没後約17年を経て、鮮烈なパフォーマンスはいまだ人々の記憶に刻まれる。 マイケルに人生を変えられたふたりが、彼の独自の才能を語り合った。
スーパースターが登場した衝撃
──世紀のスーパースター、マイケル・ジャクソンは何が凄かったのか? 音楽とダンスの両面から彼の「特異点」について語っていただきます。まずは、おふたりのマイケル初体験をお聞かせください。
西寺郷太(以下、西寺) 小学校4年生、1983年の初夏です。マイケルが初めてムーンウォークをやった『モータウン25』のビデオが最初。「今夜はビート・イット」や「ビリー・ジーン」、特に12月に公開されたゾンビと踊る「スリラー」は小学校でも大流行しました。
TAKAHIRO(以下、上野) 私は世代が少し下なので、存在を知ったのは1999年、18歳でした。大きな白い幕に影が映し出されて「スムーズ・クリミナル」を踊るツアーのビデオです。初めて見た外国人歌手の映像でした。

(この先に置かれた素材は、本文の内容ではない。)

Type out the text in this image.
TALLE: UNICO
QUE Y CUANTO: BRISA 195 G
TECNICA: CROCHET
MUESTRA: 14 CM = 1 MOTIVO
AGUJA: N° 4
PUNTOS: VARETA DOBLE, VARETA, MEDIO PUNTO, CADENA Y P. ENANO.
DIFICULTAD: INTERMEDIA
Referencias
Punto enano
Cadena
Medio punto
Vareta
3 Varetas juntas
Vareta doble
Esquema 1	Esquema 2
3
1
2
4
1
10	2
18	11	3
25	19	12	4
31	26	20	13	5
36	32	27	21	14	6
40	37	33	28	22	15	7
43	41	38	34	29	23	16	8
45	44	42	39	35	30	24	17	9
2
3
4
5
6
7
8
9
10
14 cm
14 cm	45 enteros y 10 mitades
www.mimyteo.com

──西寺さんは最初に聴いたときから「うわ、すげぇ」って感じだったんですか?
西寺 僕はもともと『ザ・ベストテン』などの歌番組に夢中で、80年代当時のアイドル歌謡曲が大好きな子供でした。田原俊彦さん、松田聖子さんとか。色んな音がイントロから華やかに始まって詰まっている“幕の内弁当”的な日本のヒット曲と違って、マイケルの「ビリー・ジーン」は、ドラムとベースだけで始まる無骨さに衝撃を受けました。
──同じ時代だとプリンスの「ビートに抱かれて」なんかも穴だらけのスカスカですよね。日本のポップスとは音楽の文法が全く違います。では、ダンサーである上野さんにとってのマイケルとなると……。
上野 やはりムーンウォークです。重力などないかのように地面を滑る動き! 魔法の世界が現実に起きていることが衝撃的でした。ビデオを再生しては真似をしたものです。加えて言うならば、マイケルの踊りはもう一段階深いシルエットの世界を見せているとも感じました。究極の洗練とも呼ぶべきものです。マイケルはその先に新しいオリジナリティを生み出しているんです。